In some scenarios, it might also give you a boost in college applications, given that you are not beyond the AP point of no return. Tacking on a tenth AP class is impressive, but doesn’t add as much value as the first nine. To admissions officers, taking an online AP course proves dedication and interest in your studies beyond what your high school offers.
Speaking of which, if you are lucky, your school may even offer a GPA boost! Bring this up with your counselor, as some schools don’t offer this benefit.

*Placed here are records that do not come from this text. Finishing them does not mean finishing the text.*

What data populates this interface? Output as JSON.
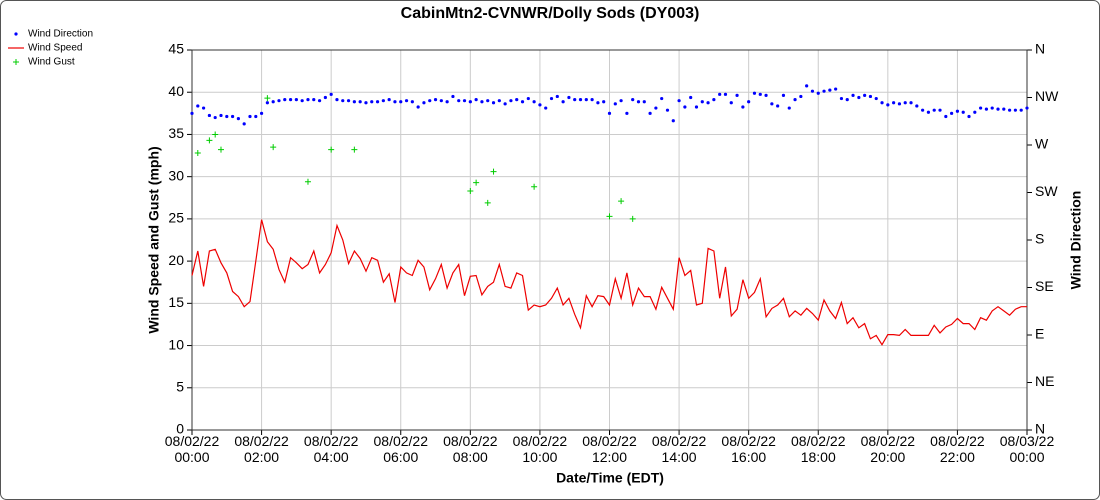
{
  "chart_data": {
    "type": "line",
    "title": "CabinMtn2-CVNWR/Dolly Sods (DY003)",
    "x_label": "Date/Time (EDT)",
    "y_label": "Wind Speed and Gust (mph)",
    "y2_label": "Wind Direction",
    "grid": true,
    "legend": "top-left",
    "xlim": [
      "08/02/22 00:00",
      "08/03/22 00:00"
    ],
    "xticks": [
      "08/02/22 00:00",
      "08/02/22 02:00",
      "08/02/22 04:00",
      "08/02/22 06:00",
      "08/02/22 08:00",
      "08/02/22 10:00",
      "08/02/22 12:00",
      "08/02/22 14:00",
      "08/02/22 16:00",
      "08/02/22 18:00",
      "08/02/22 20:00",
      "08/02/22 22:00",
      "08/03/22 00:00"
    ],
    "ylim": [
      0,
      45
    ],
    "yticks": [
      0,
      5,
      10,
      15,
      20,
      25,
      30,
      35,
      40,
      45
    ],
    "y2lim": [
      0,
      360
    ],
    "y2ticks": [
      {
        "value": 0,
        "label": "N"
      },
      {
        "value": 45,
        "label": "NE"
      },
      {
        "value": 90,
        "label": "E"
      },
      {
        "value": 135,
        "label": "SE"
      },
      {
        "value": 180,
        "label": "S"
      },
      {
        "value": 225,
        "label": "SW"
      },
      {
        "value": 270,
        "label": "W"
      },
      {
        "value": 315,
        "label": "NW"
      },
      {
        "value": 360,
        "label": "N"
      }
    ],
    "x": [
      "08/02/22 00:00",
      "08/02/22 00:10",
      "08/02/22 00:20",
      "08/02/22 00:30",
      "08/02/22 00:40",
      "08/02/22 00:50",
      "08/02/22 01:00",
      "08/02/22 01:10",
      "08/02/22 01:20",
      "08/02/22 01:30",
      "08/02/22 01:40",
      "08/02/22 01:50",
      "08/02/22 02:00",
      "08/02/22 02:10",
      "08/02/22 02:20",
      "08/02/22 02:30",
      "08/02/22 02:40",
      "08/02/22 02:50",
      "08/02/22 03:00",
      "08/02/22 03:10",
      "08/02/22 03:20",
      "08/02/22 03:30",
      "08/02/22 03:40",
      "08/02/22 03:50",
      "08/02/22 04:00",
      "08/02/22 04:10",
      "08/02/22 04:20",
      "08/02/22 04:30",
      "08/02/22 04:40",
      "08/02/22 04:50",
      "08/02/22 05:00",
      "08/02/22 05:10",
      "08/02/22 05:20",
      "08/02/22 05:30",
      "08/02/22 05:40",
      "08/02/22 05:50",
      "08/02/22 06:00",
      "08/02/22 06:10",
      "08/02/22 06:20",
      "08/02/22 06:30",
      "08/02/22 06:40",
      "08/02/22 06:50",
      "08/02/22 07:00",
      "08/02/22 07:10",
      "08/02/22 07:20",
      "08/02/22 07:30",
      "08/02/22 07:40",
      "08/02/22 07:50",
      "08/02/22 08:00",
      "08/02/22 08:10",
      "08/02/22 08:20",
      "08/02/22 08:30",
      "08/02/22 08:40",
      "08/02/22 08:50",
      "08/02/22 09:00",
      "08/02/22 09:10",
      "08/02/22 09:20",
      "08/02/22 09:30",
      "08/02/22 09:40",
      "08/02/22 09:50",
      "08/02/22 10:00",
      "08/02/22 10:10",
      "08/02/22 10:20",
      "08/02/22 10:30",
      "08/02/22 10:40",
      "08/02/22 10:50",
      "08/02/22 11:00",
      "08/02/22 11:10",
      "08/02/22 11:20",
      "08/02/22 11:30",
      "08/02/22 11:40",
      "08/02/22 11:50",
      "08/02/22 12:00",
      "08/02/22 12:10",
      "08/02/22 12:20",
      "08/02/22 12:30",
      "08/02/22 12:40",
      "08/02/22 12:50",
      "08/02/22 13:00",
      "08/02/22 13:10",
      "08/02/22 13:20",
      "08/02/22 13:30",
      "08/02/22 13:40",
      "08/02/22 13:50",
      "08/02/22 14:00",
      "08/02/22 14:10",
      "08/02/22 14:20",
      "08/02/22 14:30",
      "08/02/22 14:40",
      "08/02/22 14:50",
      "08/02/22 15:00",
      "08/02/22 15:10",
      "08/02/22 15:20",
      "08/02/22 15:30",
      "08/02/22 15:40",
      "08/02/22 15:50",
      "08/02/22 16:00",
      "08/02/22 16:10",
      "08/02/22 16:20",
      "08/02/22 16:30",
      "08/02/22 16:40",
      "08/02/22 16:50",
      "08/02/22 17:00",
      "08/02/22 17:10",
      "08/02/22 17:20",
      "08/02/22 17:30",
      "08/02/22 17:40",
      "08/02/22 17:50",
      "08/02/22 18:00",
      "08/02/22 18:10",
      "08/02/22 18:20",
      "08/02/22 18:30",
      "08/02/22 18:40",
      "08/02/22 18:50",
      "08/02/22 19:00",
      "08/02/22 19:10",
      "08/02/22 19:20",
      "08/02/22 19:30",
      "08/02/22 19:40",
      "08/02/22 19:50",
      "08/02/22 20:00",
      "08/02/22 20:10",
      "08/02/22 20:20",
      "08/02/22 20:30",
      "08/02/22 20:40",
      "08/02/22 20:50",
      "08/02/22 21:00",
      "08/02/22 21:10",
      "08/02/22 21:20",
      "08/02/22 21:30",
      "08/02/22 21:40",
      "08/02/22 21:50",
      "08/02/22 22:00",
      "08/02/22 22:10",
      "08/02/22 22:20",
      "08/02/22 22:30",
      "08/02/22 22:40",
      "08/02/22 22:50",
      "08/02/22 23:00",
      "08/02/22 23:10",
      "08/02/22 23:20",
      "08/02/22 23:30",
      "08/02/22 23:40",
      "08/02/22 23:50",
      "08/03/22 00:00"
    ],
    "series": [
      {
        "name": "Wind Direction",
        "type": "scatter",
        "marker": "dot",
        "color": "#0000ff",
        "axis": "y2",
        "values": [
          300,
          307,
          305,
          298,
          296,
          298,
          297,
          297,
          295,
          290,
          297,
          297,
          300,
          310,
          311,
          312,
          313,
          313,
          313,
          312,
          313,
          313,
          312,
          315,
          318,
          313,
          312,
          312,
          311,
          311,
          310,
          311,
          311,
          312,
          313,
          311,
          311,
          312,
          311,
          306,
          310,
          312,
          313,
          312,
          311,
          316,
          312,
          312,
          311,
          313,
          311,
          312,
          310,
          312,
          309,
          312,
          313,
          311,
          314,
          311,
          308,
          305,
          314,
          316,
          311,
          315,
          313,
          313,
          313,
          313,
          310,
          311,
          300,
          309,
          312,
          300,
          313,
          311,
          311,
          300,
          305,
          314,
          303,
          293,
          312,
          306,
          315,
          306,
          311,
          310,
          313,
          318,
          318,
          310,
          317,
          306,
          311,
          319,
          318,
          317,
          309,
          307,
          317,
          305,
          313,
          316,
          326,
          321,
          319,
          321,
          322,
          323,
          314,
          313,
          317,
          315,
          317,
          316,
          314,
          310,
          308,
          310,
          309,
          310,
          310,
          307,
          303,
          301,
          303,
          303,
          297,
          300,
          302,
          301,
          297,
          301,
          305,
          304,
          305,
          304,
          304,
          303,
          303,
          303,
          305
        ]
      },
      {
        "name": "Wind Speed",
        "type": "line",
        "color": "#ee0000",
        "values": [
          18.3,
          21.2,
          17.0,
          21.2,
          21.4,
          19.8,
          18.6,
          16.4,
          15.8,
          14.6,
          15.2,
          20.0,
          24.9,
          22.3,
          21.4,
          19.0,
          17.5,
          20.4,
          19.8,
          19.1,
          19.6,
          21.2,
          18.6,
          19.6,
          21.0,
          24.2,
          22.5,
          19.7,
          21.2,
          20.3,
          18.8,
          20.4,
          20.1,
          17.5,
          18.5,
          15.1,
          19.3,
          18.6,
          18.3,
          20.1,
          19.3,
          16.6,
          17.9,
          19.6,
          16.8,
          18.6,
          19.6,
          15.9,
          18.2,
          18.3,
          16.0,
          17.0,
          17.5,
          19.6,
          17.0,
          16.8,
          18.6,
          18.3,
          14.2,
          14.8,
          14.6,
          14.8,
          15.6,
          16.8,
          14.8,
          15.6,
          13.7,
          12.1,
          15.9,
          14.6,
          15.9,
          15.8,
          14.8,
          17.9,
          15.6,
          18.6,
          14.8,
          16.8,
          15.8,
          15.8,
          14.3,
          16.9,
          15.6,
          14.3,
          20.4,
          18.3,
          18.9,
          14.8,
          15.0,
          21.5,
          21.2,
          15.6,
          19.3,
          13.5,
          14.3,
          17.8,
          15.6,
          16.3,
          17.9,
          13.4,
          14.4,
          14.8,
          15.6,
          13.4,
          14.1,
          13.6,
          14.4,
          13.8,
          13.0,
          15.4,
          14.1,
          13.2,
          15.1,
          12.6,
          13.3,
          12.1,
          12.6,
          10.8,
          11.2,
          10.1,
          11.3,
          11.3,
          11.2,
          11.9,
          11.2,
          11.2,
          11.2,
          11.2,
          12.4,
          11.5,
          12.2,
          12.5,
          13.2,
          12.6,
          12.6,
          11.9,
          13.3,
          13.0,
          14.1,
          14.6,
          14.1,
          13.6,
          14.3,
          14.6,
          14.6
        ]
      },
      {
        "name": "Wind Gust",
        "type": "scatter",
        "marker": "plus",
        "color": "#00cc00",
        "x": [
          "08/02/22 00:10",
          "08/02/22 00:30",
          "08/02/22 00:40",
          "08/02/22 00:50",
          "08/02/22 02:10",
          "08/02/22 02:20",
          "08/02/22 03:20",
          "08/02/22 04:00",
          "08/02/22 04:40",
          "08/02/22 08:00",
          "08/02/22 08:10",
          "08/02/22 08:30",
          "08/02/22 08:40",
          "08/02/22 09:50",
          "08/02/22 12:00",
          "08/02/22 12:20",
          "08/02/22 12:40"
        ],
        "values": [
          32.8,
          34.3,
          35.0,
          33.2,
          39.3,
          33.5,
          29.4,
          33.2,
          33.2,
          28.3,
          29.3,
          26.9,
          30.6,
          28.8,
          25.3,
          27.1,
          25.0
        ]
      }
    ]
  }
}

Take into account your own willpower and motivation.
Are you a procrastinator? If so, an online AP course might not be the best choice. Most providers offer flexible due dates for assignments, which can be both a blessing and a curse.
If you’re like me and easily distracted, a change in habit is necessary before engaging in an online class. It doesn’t take much to get behind. And, if you do, it is very difficult to catch up. In the case of spring online AP’s, this is particularly dangerous and could interfere with your preparation for May’s exam.
Yet, this flexibility is also an opportunity. You can gain vital study time by getting ahead. The course would also fit great with a busier schedule and extracurriculars.
If you have the willpower to resist procrastination and the motivation to pace yourself, an online AP class could be the right choice for you.
So, should I take the class?
That depends a lot on you and your schedule. If you are invested in the material and are confident in your self-pacing abilities, I say go for it! However, if you’re uncertain that’s a good choice for you, that’s also alright. Do some more research and make a list of pros and cons. You’ve got this!